Tuesday. Massie and Bannerman commenced the Australians' second innings at 12.10, the Colonists being 38 to the bad. 30 went up after about 28 minutes' play, two bowling changes having been tried. At 12.45 the balance of 38 runs was knocked off. Barnes relieved Studd at 47, and from his first ball Lucas badly missed Massie at long-off, the batsman then having made 38. 50 was hoisted after 40 minutes' play. It was not until the score reached 66 that loud applause greeted the dismissal of the great hitter, bowled leg stump by Steel. Massie had made 55 out of 66 in 55 minutes, and his hits consisted of nine 4's, two 3's, three 2's, and seven singles. Bonnor took the vacant wicket, but at 70 his middle stump was knocked clean out of the ground, and Murdoch came in, but immediately lost Bannerman, caught at extra mid-off, with the total unchanged. Bannerman had played with great patience for an hour and ten minutes for his 13. Horan joined Murdoch, and the bowling was changed, with the result that the incomer was easily caught. Giffen, who took this place, was out in the same way, and the fourth and fifth wickets were down at 79. Blackham came in, and when the score had been hit up to 99 rain fell, and luncheon was taken.

Resuming at 2.45, after another shower, Blackham was well caught at the wicket without any addition to the score. Jones filled the vacancy and a single by Murdoch sent up the 100. At 114 Jones was run out in a way which gave great dissatisfaction to Murdoch and other Australians. Murdoch played a ball to leg, for which Lyttelton ran. The ball was returned, and Jones having completed the first run, and thinking wrongly, but very naturally, that the ball was dead, went out of his ground. Grace put his wicket down, and the umpire gave him out. Several of the team spoke angrily of Grace's action, but the compiler was informed that after the excitement had cooled down a prominent member of Australian eleven admitted that he should have done the same thing had he been in Grace's place. There was a good deal of truth in what a gentleman in the pavilion remarked, amidst some laughter, that Jones ought to thank the champion for teaching him something. Spofforth partnered Murdoch, but was bowled middle stump at 117. Garrett came in, and very shortly after, a very smart piece of fielding on the part of Hornby, Studd and Lyttelton caused Murdoch to be run out at 122 for a very careful and good innings of 29. Boyle was last man in, but failed to score, and the tenth wicket fell at the same total at 3.25.

England, wanting 85 runs to win, commenced their second innings at 3.45 with Grace and Hornby.
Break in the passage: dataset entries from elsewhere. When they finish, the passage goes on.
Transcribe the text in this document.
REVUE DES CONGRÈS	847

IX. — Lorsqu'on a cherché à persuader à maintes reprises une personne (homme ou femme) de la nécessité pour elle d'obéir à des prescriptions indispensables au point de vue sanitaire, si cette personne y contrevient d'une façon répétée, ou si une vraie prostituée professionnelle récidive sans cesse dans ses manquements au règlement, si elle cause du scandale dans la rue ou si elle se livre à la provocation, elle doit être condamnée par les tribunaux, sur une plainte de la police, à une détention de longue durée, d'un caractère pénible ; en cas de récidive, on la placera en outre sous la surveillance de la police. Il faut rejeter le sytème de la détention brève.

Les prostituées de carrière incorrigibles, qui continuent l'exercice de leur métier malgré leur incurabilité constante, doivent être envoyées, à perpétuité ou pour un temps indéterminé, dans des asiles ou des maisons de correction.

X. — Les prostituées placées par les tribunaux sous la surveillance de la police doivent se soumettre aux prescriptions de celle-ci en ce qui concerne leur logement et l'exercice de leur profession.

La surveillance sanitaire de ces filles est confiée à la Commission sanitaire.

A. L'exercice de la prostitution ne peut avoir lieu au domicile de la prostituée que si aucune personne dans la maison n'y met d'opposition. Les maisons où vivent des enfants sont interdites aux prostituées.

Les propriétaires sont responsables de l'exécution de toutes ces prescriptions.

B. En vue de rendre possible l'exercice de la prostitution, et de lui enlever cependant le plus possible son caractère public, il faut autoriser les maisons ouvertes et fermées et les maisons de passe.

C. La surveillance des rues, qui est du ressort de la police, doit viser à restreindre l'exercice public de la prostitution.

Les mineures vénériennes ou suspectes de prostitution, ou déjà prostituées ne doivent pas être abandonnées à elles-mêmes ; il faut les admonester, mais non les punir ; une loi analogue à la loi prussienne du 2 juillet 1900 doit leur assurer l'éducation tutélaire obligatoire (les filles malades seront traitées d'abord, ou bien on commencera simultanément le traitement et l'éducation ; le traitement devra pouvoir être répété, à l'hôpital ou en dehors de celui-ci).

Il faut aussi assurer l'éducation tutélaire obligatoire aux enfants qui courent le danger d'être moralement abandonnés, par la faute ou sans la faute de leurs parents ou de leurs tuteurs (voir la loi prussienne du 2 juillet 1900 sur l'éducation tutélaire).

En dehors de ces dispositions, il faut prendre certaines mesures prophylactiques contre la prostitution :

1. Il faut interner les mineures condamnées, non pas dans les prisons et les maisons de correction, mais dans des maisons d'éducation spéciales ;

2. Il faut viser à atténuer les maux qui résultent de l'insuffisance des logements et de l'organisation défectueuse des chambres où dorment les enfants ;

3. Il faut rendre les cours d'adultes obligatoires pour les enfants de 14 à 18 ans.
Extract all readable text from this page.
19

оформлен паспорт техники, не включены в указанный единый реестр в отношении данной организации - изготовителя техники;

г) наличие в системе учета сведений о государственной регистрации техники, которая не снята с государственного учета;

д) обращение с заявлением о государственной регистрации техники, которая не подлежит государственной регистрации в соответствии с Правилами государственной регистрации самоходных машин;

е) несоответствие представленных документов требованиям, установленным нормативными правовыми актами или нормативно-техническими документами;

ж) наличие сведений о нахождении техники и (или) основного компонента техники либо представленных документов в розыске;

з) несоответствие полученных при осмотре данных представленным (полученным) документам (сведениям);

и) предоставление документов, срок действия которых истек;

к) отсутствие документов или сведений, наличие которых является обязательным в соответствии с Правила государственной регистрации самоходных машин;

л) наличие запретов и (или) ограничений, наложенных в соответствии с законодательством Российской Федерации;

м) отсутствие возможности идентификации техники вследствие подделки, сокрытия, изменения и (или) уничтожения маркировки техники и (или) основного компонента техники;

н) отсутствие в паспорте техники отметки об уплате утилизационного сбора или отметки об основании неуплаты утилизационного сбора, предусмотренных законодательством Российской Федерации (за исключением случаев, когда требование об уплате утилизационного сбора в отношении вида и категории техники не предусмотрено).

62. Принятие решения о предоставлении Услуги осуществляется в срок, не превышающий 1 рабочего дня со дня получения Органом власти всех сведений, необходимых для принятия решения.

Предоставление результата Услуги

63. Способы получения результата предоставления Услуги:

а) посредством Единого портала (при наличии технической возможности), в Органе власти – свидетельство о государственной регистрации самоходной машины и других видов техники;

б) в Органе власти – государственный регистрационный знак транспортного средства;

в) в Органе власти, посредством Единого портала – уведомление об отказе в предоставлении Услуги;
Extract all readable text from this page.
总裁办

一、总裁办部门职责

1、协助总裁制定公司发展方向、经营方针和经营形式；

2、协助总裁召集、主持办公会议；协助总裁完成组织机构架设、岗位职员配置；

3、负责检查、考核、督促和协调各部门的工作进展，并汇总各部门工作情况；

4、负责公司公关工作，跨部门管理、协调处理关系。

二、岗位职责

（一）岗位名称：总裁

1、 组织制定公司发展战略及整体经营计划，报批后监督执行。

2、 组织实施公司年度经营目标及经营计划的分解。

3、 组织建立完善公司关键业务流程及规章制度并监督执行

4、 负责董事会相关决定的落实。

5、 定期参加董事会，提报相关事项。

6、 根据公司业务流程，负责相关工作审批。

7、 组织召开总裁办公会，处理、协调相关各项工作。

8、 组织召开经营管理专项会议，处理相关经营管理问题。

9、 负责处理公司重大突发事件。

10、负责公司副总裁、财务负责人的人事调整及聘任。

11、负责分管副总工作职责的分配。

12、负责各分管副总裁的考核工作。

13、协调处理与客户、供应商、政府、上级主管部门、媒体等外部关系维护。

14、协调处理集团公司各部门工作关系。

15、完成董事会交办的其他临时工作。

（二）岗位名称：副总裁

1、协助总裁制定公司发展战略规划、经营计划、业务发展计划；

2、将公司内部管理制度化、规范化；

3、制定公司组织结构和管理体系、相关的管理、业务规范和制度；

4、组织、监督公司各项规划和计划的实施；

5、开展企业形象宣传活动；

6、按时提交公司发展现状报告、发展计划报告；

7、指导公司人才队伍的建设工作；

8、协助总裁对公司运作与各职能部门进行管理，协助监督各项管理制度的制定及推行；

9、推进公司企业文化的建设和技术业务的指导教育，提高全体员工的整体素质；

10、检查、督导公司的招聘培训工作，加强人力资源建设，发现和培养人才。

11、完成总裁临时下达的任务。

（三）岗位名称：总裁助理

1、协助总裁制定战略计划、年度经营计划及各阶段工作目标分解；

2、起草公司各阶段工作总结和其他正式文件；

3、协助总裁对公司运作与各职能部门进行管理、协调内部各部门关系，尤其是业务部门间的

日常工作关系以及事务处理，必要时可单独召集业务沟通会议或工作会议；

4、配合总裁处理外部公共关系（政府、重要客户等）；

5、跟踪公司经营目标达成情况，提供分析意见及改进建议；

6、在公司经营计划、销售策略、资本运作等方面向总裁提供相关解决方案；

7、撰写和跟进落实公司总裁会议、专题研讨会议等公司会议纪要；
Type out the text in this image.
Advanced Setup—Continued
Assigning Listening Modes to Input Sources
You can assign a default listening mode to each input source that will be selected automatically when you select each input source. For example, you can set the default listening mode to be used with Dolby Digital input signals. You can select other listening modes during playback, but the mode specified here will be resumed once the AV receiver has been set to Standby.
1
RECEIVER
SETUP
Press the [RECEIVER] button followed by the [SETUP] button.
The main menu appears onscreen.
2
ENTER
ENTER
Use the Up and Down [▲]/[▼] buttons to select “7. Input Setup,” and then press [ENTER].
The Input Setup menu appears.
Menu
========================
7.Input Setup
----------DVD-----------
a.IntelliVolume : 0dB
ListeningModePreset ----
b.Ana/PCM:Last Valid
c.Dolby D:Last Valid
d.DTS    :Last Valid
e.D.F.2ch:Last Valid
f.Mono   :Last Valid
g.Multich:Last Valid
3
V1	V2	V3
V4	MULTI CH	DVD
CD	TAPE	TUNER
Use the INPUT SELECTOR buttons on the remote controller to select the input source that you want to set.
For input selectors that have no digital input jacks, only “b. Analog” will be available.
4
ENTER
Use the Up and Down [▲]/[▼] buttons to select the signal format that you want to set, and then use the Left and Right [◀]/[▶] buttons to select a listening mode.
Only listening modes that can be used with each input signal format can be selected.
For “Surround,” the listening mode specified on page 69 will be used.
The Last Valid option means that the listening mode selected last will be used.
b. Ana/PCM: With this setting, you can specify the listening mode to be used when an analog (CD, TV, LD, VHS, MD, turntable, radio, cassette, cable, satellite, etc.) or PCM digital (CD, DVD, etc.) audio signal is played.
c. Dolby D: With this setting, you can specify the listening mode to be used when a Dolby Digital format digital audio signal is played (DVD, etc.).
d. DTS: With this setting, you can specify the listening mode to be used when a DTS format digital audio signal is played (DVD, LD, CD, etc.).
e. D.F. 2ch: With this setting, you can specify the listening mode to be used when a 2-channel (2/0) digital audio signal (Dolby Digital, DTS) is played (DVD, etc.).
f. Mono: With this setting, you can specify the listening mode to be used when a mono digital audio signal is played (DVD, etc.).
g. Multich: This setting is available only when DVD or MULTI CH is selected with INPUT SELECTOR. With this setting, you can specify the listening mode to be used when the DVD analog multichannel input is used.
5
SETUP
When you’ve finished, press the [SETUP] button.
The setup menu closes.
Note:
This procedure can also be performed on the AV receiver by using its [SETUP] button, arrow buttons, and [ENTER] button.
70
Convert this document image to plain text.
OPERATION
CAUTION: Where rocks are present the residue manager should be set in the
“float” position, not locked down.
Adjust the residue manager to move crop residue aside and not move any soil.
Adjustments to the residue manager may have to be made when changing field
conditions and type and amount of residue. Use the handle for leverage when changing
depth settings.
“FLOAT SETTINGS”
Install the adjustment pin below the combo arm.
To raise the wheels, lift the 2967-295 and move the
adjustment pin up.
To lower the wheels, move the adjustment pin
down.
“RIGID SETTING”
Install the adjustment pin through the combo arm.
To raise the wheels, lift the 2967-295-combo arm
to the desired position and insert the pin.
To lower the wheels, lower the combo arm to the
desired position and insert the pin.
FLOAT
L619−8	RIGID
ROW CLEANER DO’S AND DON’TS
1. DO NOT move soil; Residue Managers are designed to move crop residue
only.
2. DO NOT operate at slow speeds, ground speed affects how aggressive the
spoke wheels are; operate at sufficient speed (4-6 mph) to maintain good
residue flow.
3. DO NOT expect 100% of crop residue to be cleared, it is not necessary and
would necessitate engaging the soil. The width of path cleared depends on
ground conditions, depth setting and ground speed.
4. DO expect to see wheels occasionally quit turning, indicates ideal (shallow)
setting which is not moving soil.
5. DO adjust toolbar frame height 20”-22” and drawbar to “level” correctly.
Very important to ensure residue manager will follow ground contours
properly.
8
Spofforth bowled Hornby's off stump at 15, made in about as many minutes. Barlow joined Grace, but was bowled first ball at the same total. Ulyett came in, and some brilliant hitting by both batsmen brought the score to 51, when a very fine catch at the wicket dismissed Ulyett. 34 runs were then wanted, with seven wickets to fall. Lucas joined Grace, but when the latter had scored a 2 he was easily taken at mid-off. Lyttelton became Lucas' partner, and the former did all the hitting. Then the game was slow for a time, and 12 successive maiden overs were bowled, both batsmen playing carefully and coolly. Lyttelton scored a single, and then four maiden overs were followed by the dismissal of that batsman - bowled, the score being 66. Only 19 runs were then wanted to win, and there were five wickets to fall. Steel came in, and when Lucas had scored a 4, Steel was easily caught and bowled. Read joined Lucas, but amid intense excitement he was clean bowled without a run being added. Barnes took Read's place and scored a 2, and 3 byes made the total 75, or 10 to win. After being in a long time for 5 Lucas played the next ball into his wicket, and directly Studd joined Barnes the latter was easily caught off his glove without the total being altered. Peate, the last man, came in, but after hitting Boyle to square-leg for 2 he was bowled, and Australia had defeated England by 7 runs.